For retroviral DNA to direct production of progeny virions it must become covalently integrated into the host cell chromosome (reviewed in Coffin et al. 1997; Hansen et al. 1998). Analyses of mutants have identified the viral integrase coding region (part of the retroviral pol gene) as essential for the integration process (Donehower 1988; Donehower and Varmus 1984; Panganiban and Temin 1984; Quinn and Grandgenett 1988; Schwartzberg et al. 1984). Also essential are regions at the ends of the viral long terminal repeats (LTRs) that serve as recognition sites for integrase protein (Colicelli and Goff 1985, 1988; Panganiban and Temin 1983).
The viral genomic RNA is reverse transcribed to form a linear double-stranded DNA molecule, the precursor to the integrated provirus (Brown et al. 1987, 1989; Fujiwara and Mizuuchi 1988). The provirus is colinear with unintegrated linear viral DNA (Dhar et al. 1980; Hughes et al. 1978) but differs from the reverse transcription product in that it is missing two bases from each end (Hughes et al. 1981). Flanking the integrated HIV provirus are direct repeats of the cellular DNA that are 5 base pairs in length (Vincent et al. 1990). This duplication of cellular sequences flanking the viral DNA is generated as a consequence of the integration mechanism (Coffin et al., 1997).
Linear viral DNA is found in a complex with proteins in the cytoplasm of infected cells. These complexes (termed "preintegration complexes", PICs) can be isolated and have been shown to mediate integration of viral DNA into target DNA in vitro (Bowerman et al. 1989; Brown et al. 1987; Ellison et al. 1990; Farnet and Haseltine 1990, 1991).

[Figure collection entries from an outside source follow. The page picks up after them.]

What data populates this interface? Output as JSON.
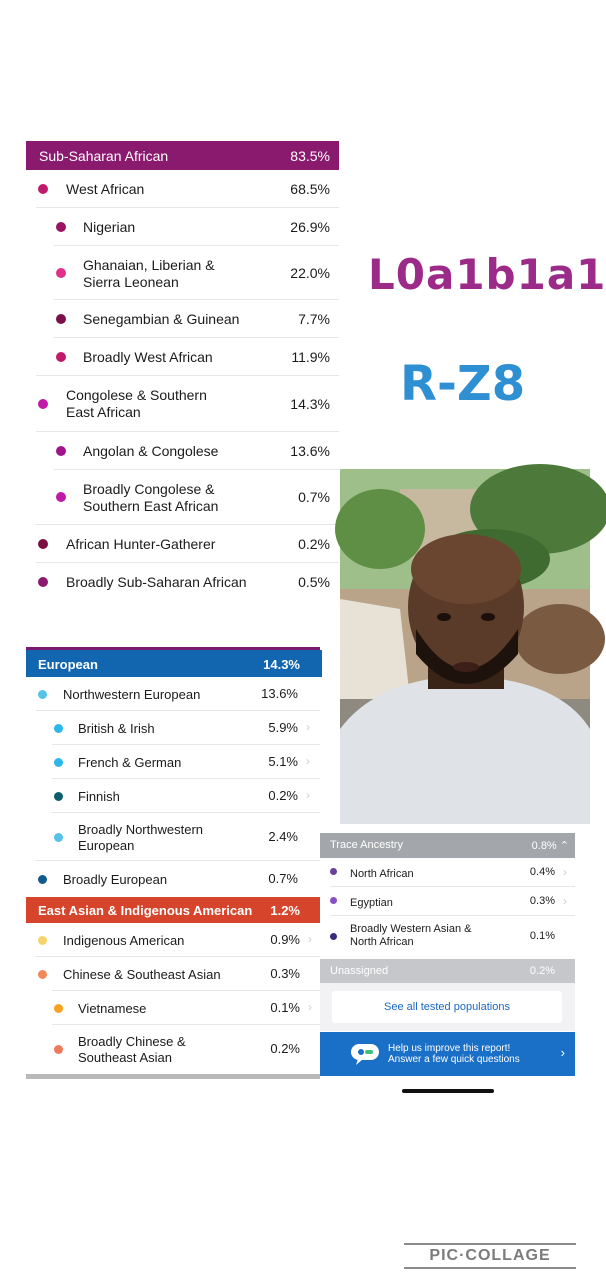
{
  "ssa": {
    "title": "Sub-Saharan African",
    "pct": "83.5%",
    "rows": [
      {
        "label": "West African",
        "pct": "68.5%",
        "color": "#c01a6a"
      },
      {
        "label": "Nigerian",
        "pct": "26.9%",
        "color": "#9a1260"
      },
      {
        "label": "Ghanaian, Liberian &",
        "label2": "Sierra Leonean",
        "pct": "22.0%",
        "color": "#e0308a"
      },
      {
        "label": "Senegambian & Guinean",
        "pct": "7.7%",
        "color": "#7a0f4a"
      },
      {
        "label": "Broadly West African",
        "pct": "11.9%",
        "color": "#c01a6a"
      },
      {
        "label": "Congolese & Southern",
        "label2": "East African",
        "pct": "14.3%",
        "color": "#c018a8"
      },
      {
        "label": "Angolan & Congolese",
        "pct": "13.6%",
        "color": "#a0148c"
      },
      {
        "label": "Broadly Congolese &",
        "label2": "Southern East African",
        "pct": "0.7%",
        "color": "#c018a8"
      },
      {
        "label": "African Hunter-Gatherer",
        "pct": "0.2%",
        "color": "#7a1040"
      },
      {
        "label": "Broadly Sub-Saharan African",
        "pct": "0.5%",
        "color": "#8a1a6e"
      }
    ]
  },
  "eur": {
    "title": "European",
    "pct": "14.3%",
    "rows": [
      {
        "label": "Northwestern European",
        "pct": "13.6%",
        "color": "#56c2e8"
      },
      {
        "label": "British & Irish",
        "pct": "5.9%",
        "color": "#2bb7e8"
      },
      {
        "label": "French & German",
        "pct": "5.1%",
        "color": "#2bb7e8"
      },
      {
        "label": "Finnish",
        "pct": "0.2%",
        "color": "#0f5e6e"
      },
      {
        "label": "Broadly Northwestern",
        "label2": "European",
        "pct": "2.4%",
        "color": "#56c2e8"
      },
      {
        "label": "Broadly European",
        "pct": "0.7%",
        "color": "#135a8c"
      }
    ]
  },
  "eai": {
    "title": "East Asian & Indigenous American",
    "pct": "1.2%",
    "rows": [
      {
        "label": "Indigenous American",
        "pct": "0.9%",
        "color": "#f5d56a"
      },
      {
        "label": "Chinese & Southeast Asian",
        "pct": "0.3%",
        "color": "#f08a5a"
      },
      {
        "label": "Vietnamese",
        "pct": "0.1%",
        "color": "#f7a21e"
      },
      {
        "label": "Broadly Chinese &",
        "label2": "Southeast Asian",
        "pct": "0.2%",
        "color": "#f0785a"
      }
    ]
  },
  "haplo": {
    "mtdna": "L0a1b1a1",
    "ydna": "R-Z8",
    "mt_color": "#9c2a88",
    "y_color": "#2f8fd3"
  },
  "trace": {
    "title": "Trace Ancestry",
    "pct": "0.8%",
    "rows": [
      {
        "label": "North African",
        "pct": "0.4%",
        "color": "#6a3fa0"
      },
      {
        "label": "Egyptian",
        "pct": "0.3%",
        "color": "#8a4fc8"
      },
      {
        "label": "Broadly Western Asian &",
        "label2": "North African",
        "pct": "0.1%",
        "color": "#3a2a80"
      }
    ],
    "unassigned_label": "Unassigned",
    "unassigned_pct": "0.2%",
    "see_all": "See all tested populations",
    "banner_l1": "Help us improve this report!",
    "banner_l2": "Answer a few quick questions"
  },
  "watermark": "PIC·COLLAGE",
  "icons": {
    "chevron": "chevron-right-icon",
    "collapse": "chevron-up-icon",
    "chat": "chat-bubble-icon"
  }
}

The development of in vitro assays with purified integrase has allowed its enzymatic functions to be elucidated. The provirus is formed by two reactions catalyzed by the viral integrase: terminal cleavage and strand transfer. Studies with purified integrase have shown that it is sufficient for both 3' end cleavage (Bushman and Craigie 1991; Craigie et al. 1990; Katzman et al. 1989; Sherman and Fyfe 1990) and joining of the viral DNA to the cellular chromosome or naked target DNA (Bushman et al. 1990; Craigie et al. 1990; Katz et al. 1990). HIV integrase catalyze the removal of two bases from the 3' end of each viral DNA strand, leaving recessed 3' hydroxyl groups (Brown et al. 1989; Fujiwara and Mizuuchi 1988; Roth et al. 1989; Sherman and Fyfe 1990). This terminal cleavage reaction is required for proper integration. It may allow the virus to create a standard end from viral DNA termini that can be heterogeneous due to the terminal transferase activity of reverse transcriptase (Miller et al. 1997; Patel and Preston 1994). In addition, the terminal cleavage step is coupled to the formation of a stable integrase-DNA complex (Ellison and Brown 1994; Vink et al. 1994). Following terminal cleavage, a recessed hydroxyl is exposed that immediately follows a CA dinucleotide. More internal LTR sites are also important for integration (Balakrishnan and Jonsson 1997; Bushman and Craigie 1990; Leavitt et al. 1992). After end processing, integrase catalyzes the covalent attachment of hydroxyl groups at the viral DNA termini to protruding 5' phosphoryl ends of the host cell DNA (Brown et al. 1987; Brown et al. 1989; Fujiwara and Mizuuchi 1988). The DNA cleavage and joining reactions involved in integration are shown in the figure below. Both the viral DNA 3' end cleavage and strand transfer reactions are mediated by single-step transesterification chemistry as shown by stereochemical analysis of reaction products (Engelman et al. 1991). Biochemical analysis of purified integrase revealed that it requires a divalent metal - either Mg2+ or Mn2+ - to carry out reactions with model substrates, that probably mediate the reaction chemistry (Bushman and Craigie 1991; Craigie et al. 1990; Katzman et al. 1989; Sherman and Fyfe 1990; Gao et al. 2004).